Fixing What Never Worked: The Reminder Bug That Slipped Through

How a missing scheduler job and a silent TypeError kept Sabine reminders from ever firing—and what we learned about testing background jobs.

Sometimes the hardest bugs to find are the ones that never worked in the first place. This week we shipped a fix for Sabine reminders—a feature that, as it turns out, had never successfully fired a single reminder since launch.

What Happened

The issue was twofold. First, the background scheduler job responsible for checking and triggering reminders was never added to our task runner configuration. Users could create reminders through the UI without errors, but nothing was actually monitoring those reminders or firing them at the scheduled time.

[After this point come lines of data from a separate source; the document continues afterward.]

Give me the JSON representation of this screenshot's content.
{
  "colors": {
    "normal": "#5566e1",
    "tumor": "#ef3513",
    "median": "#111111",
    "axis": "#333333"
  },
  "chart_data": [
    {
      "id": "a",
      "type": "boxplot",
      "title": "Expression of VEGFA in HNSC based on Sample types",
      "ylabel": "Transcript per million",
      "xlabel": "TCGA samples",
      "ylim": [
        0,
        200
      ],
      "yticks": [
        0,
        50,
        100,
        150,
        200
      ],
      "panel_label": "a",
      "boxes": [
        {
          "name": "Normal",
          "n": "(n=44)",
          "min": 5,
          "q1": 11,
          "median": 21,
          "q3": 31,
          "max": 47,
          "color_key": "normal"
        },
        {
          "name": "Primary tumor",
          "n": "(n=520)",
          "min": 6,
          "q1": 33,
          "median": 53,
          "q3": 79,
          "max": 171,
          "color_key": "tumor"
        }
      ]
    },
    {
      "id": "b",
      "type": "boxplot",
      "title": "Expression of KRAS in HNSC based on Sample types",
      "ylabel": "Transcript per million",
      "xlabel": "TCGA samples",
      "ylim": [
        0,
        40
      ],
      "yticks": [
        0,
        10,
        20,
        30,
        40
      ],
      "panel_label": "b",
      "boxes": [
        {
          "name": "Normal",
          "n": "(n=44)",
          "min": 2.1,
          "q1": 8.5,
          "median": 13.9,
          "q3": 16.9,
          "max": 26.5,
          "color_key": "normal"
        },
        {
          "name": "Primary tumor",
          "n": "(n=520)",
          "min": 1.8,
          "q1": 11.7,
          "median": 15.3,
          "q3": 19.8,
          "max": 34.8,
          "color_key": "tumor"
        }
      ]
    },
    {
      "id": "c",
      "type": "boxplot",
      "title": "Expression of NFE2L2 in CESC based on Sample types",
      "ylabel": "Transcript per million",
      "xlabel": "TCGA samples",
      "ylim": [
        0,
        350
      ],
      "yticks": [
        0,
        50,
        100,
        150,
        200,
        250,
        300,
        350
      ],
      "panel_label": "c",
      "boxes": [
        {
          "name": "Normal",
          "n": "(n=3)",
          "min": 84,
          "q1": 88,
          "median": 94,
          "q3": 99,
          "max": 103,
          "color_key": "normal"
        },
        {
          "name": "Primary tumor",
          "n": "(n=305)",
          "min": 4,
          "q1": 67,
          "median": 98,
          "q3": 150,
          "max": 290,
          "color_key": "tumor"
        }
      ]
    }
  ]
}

Second, a TypeError in the reminder creation flow was silently failing in certain edge cases, preventing some reminders from being saved to the database at all. The error wasn't surfaced to users, so they had no indication their reminder hadn't been created.

Why It Matters

Reminders are a core feature of Sabine's AI partnership platform. They help users stay on top of conversations, follow-ups, and scheduled check-ins with their AI partners. When reminders don't fire, users lose trust in the platform's reliability.

This bug highlighted a gap in our testing strategy: we had unit tests for reminder creation and validation, but no integration tests that verified the end-to-end flow of creating a reminder, having the scheduler pick it up, and actually firing it. Background jobs are easy to overlook in test suites because they don't run synchronously with user actions.

What We Fixed

We added the reminder scheduler job to the task runner's job registry and verified it runs on the expected interval. We also fixed the TypeError in the creation flow by adding proper type validation and null checks. Finally, we added integration tests that create a reminder, advance the scheduler clock, and verify the reminder fires as expected.

What's Next

We're auditing all background jobs in Sabine to ensure they have corresponding integration tests. We're also adding observability for scheduled jobs so we can monitor their health and catch failures before users report them.

Longer term, we're building a job dashboard into Strug Central that will give us real-time visibility into all scheduled and background jobs across Strug City products. If a job stops running or starts failing at high rates, we'll know immediately.

The best bugs are the ones that teach you something. This one reminded us that autonomy and intelligence require robust testing at every layer—especially the invisible ones.